UDRI Conducts FAA Testing for Airplane With Propellers on Both Ends

It was a snowball fight like never before -- a government agency and the University of Dayton Research Institute versus an airplane manufacturer and its propeller.

In tests performed by UDRI and observed by the Federal Aviation Administration, Hartzell Propeller Inc.’s airfoil propeller on the Adam Aircraft’s A500 survived as 3.25-inch diameter ice balls pummeled it at speeds of up to 520 miles per hour using a compressed-gas gun. The testing simulated ice impacting the propeller while the aircraft is in flight.

The A500 is different from conventional twin-engine aircraft with propellers on the wings as it has a propeller at the plane’s front and rear.

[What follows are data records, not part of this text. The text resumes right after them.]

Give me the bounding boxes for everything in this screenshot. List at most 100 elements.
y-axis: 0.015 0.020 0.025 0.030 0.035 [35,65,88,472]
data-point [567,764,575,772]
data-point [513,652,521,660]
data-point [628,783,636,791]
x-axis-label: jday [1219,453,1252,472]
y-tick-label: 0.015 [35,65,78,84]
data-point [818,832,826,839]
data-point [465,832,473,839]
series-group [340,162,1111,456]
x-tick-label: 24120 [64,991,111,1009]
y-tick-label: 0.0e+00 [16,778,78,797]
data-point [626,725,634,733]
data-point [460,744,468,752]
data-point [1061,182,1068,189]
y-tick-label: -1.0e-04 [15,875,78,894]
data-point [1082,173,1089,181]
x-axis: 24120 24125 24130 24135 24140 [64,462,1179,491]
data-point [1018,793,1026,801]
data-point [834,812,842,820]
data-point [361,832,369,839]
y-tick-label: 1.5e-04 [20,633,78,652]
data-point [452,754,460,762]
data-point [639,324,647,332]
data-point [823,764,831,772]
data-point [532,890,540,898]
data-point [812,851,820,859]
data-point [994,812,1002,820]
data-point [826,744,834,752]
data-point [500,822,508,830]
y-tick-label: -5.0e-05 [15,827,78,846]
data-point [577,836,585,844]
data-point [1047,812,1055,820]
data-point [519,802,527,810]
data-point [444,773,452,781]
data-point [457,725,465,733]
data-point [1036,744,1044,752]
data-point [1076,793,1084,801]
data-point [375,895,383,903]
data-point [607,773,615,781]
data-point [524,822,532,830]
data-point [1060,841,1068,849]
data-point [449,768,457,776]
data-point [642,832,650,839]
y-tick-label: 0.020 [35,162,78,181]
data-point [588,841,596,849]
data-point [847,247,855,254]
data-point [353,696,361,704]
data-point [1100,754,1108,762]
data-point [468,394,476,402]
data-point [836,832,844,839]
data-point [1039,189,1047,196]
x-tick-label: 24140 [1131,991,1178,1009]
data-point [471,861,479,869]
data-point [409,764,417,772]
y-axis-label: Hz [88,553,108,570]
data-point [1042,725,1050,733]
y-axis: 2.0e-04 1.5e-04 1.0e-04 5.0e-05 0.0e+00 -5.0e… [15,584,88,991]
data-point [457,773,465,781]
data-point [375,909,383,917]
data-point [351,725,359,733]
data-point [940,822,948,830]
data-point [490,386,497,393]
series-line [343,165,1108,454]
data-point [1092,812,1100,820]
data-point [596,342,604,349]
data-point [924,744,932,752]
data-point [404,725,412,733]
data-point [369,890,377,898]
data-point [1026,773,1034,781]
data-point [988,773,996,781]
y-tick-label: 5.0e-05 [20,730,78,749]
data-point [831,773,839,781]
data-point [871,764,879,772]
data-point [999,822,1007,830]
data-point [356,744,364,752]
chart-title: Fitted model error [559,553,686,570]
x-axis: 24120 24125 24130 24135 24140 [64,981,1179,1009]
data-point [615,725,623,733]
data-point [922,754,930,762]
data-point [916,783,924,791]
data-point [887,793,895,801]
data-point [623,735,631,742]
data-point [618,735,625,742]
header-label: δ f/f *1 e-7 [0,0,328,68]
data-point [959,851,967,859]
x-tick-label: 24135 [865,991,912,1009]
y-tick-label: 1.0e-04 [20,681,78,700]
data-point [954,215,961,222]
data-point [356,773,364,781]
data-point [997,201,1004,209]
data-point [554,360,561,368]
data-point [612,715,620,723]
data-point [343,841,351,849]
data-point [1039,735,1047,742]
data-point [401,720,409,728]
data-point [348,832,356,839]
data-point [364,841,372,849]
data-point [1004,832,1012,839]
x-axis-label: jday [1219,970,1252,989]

By passing the propeller test, Adam Aircraft’s A500 moved one step closer to achieving complete FAA certification and landing on customers’ runways. The test was part of one of the FAA’s most strenuous certification processes to ensure that aircraft with rear-mounted propellers are capable ingesting any ice accumulations that could break loose and subsequently strike the rear propeller.

“This test program was performed to demonstrate that ice impacts would not create a hazardous condition and the propeller would meet new FAA flight safety regulations,” said Kevin Poormon, UDRI’s impact physics group leader. “The propeller took its shots pretty well, and everything looked good. It’s by far the biggest ice ball I’ve ever shot.”

Adam Aircraft says its design, along with new composite materials, help ensure stability should one of the engines fail in flight.

“Until the introduction of the A500, there was a large gap in the new twin-engine aircraft market,” Adam Aircraft officials said in a press release. “Since the mid-1980s, nonpressurized light twins and pressurized turbine twins have been the only new aircraft available. For many customers, the light twins do not deliver enough performance over their single-engine counterparts, while the turbines are outside of a reasonable price and operating cost.”